É uma sexta-feira de carnaval. Em um pequeno edifício tomado por infiltrações, luzes piscando e sons obtusos que sobem pelos canos, mulheres atravessam um mesmo dia sob pressão. Adriana volta para casa bêbada na véspera do casamento. Alice inventa um namoro durante uma festa para esconder a própria insegurança. Tatisa se divide entre o baile e o quarto ao lado, onde o pai doente agoniza. Essa é a trama e a atmosfera de Edifício Lygia, longa-metragem alagoano dirigido por Nilton Resende, que acaba de concluir as filmagens em Maceió e entrou em pós-produção.

Inspirado em três contos de Lygia Fagundes Telles — “A Medalha”, “Antes do Baile Verde” e “Emanuel” —, o filme desloca para um mesmo prédio personagens femininas que, em momentos distintos, chegam ao limite.
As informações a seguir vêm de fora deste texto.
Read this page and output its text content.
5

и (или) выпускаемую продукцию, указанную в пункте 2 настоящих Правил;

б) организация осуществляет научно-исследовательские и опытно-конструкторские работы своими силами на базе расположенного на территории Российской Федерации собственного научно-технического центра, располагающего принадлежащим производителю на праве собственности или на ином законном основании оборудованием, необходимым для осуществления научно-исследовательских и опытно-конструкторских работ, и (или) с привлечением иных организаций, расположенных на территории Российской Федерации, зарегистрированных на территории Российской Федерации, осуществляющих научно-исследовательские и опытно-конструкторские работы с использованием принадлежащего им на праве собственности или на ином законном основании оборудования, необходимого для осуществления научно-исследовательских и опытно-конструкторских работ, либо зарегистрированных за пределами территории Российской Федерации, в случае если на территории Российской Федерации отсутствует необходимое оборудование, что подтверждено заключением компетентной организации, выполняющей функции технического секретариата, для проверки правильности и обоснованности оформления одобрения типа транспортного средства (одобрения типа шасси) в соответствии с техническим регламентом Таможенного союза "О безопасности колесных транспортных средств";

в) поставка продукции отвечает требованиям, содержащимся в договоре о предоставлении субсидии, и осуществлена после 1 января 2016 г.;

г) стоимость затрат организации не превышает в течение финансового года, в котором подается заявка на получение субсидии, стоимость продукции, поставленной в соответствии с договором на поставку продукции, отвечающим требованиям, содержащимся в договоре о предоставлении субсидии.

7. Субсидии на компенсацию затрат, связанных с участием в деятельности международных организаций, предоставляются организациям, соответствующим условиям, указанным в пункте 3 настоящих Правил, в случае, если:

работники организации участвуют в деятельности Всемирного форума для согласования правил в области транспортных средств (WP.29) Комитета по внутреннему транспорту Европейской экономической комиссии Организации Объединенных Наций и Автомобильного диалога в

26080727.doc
O cenário principal foi montado em Riacho Doce, no litoral norte da capital, onde a produção encerrou as gravações em fevereiro.

Edifício Lygia adapta três contos de Lygia Fagundes Telles
Edifício Lygia adapta três contos de Lygia Fagundes Telles | Foto: RENATA BARACHO

O elenco é um dos pontos fortes do projeto. Marcélia Cartaxo, atriz paraibana eternizada no cinema brasileiro como a Macabéa de A Hora da Estrela (1985), interpreta Dona Lygia, proprietária do edifício familiar onde vivem as personagens centrais. Entre elas está Dona Nívea, vivida por Aline Marta, atriz premiada nos festivais do Rio, em 2022 e 2023, e de Gramado, em 2025. O núcleo principal reúne ainda Ane Oliva (O Agente Secreto), Mariah Medeiros (Marina), Ticiane Simões (Entrecorpos), Wanderlândia Melo (A Barca), Diva Gonçalves (Deyse Ex Machina) e Otávio Cabral. No elenco secundário, aparecem mais nomes ligados ao teatro alagoano, como Ivana Iza (Serial Kelly) e Igor de Araújo (O Agente Secreto).

“O elenco deste filme é majoritariamente composto por mulheres, e suas personagens buscam algum modo de subversão. Convidei para o elenco as ‘minhas mulheres’, como costumo chamar as atrizes que trabalharam nos curtas-metragens de ficção que dirigi (A Barca e A Fresta); convidei também atrizes que eu ainda não havia dirigido, mas cujas carreiras acompanho há tempos e com as quais sempre quis trabalhar. Posso dizer que estou com ‘o elenco dos meus sonhos’”, diz Nilton Resende.

O longa marca a estreia de Nilton na direção de um filme desse porte e prolonga uma relação antiga com a obra de Lygia Fagundes Telles. Além de cineasta, ele também é escritor e professor universitário, e há anos desenvolve pesquisa em torno da autora. Edifício Lygia nasce desse percurso de leitura e estudo, mas também de uma experiência bem-sucedida do diretor com esse universo: A Barca, curta inspirado na escritora, circulou por 110 festivais em 23 países, passou por eventos como a Mostra de Tiradentes e o Festival de Havana, venceu 39 prêmios e foi finalista do Grande Prêmio do Cinema Brasileiro.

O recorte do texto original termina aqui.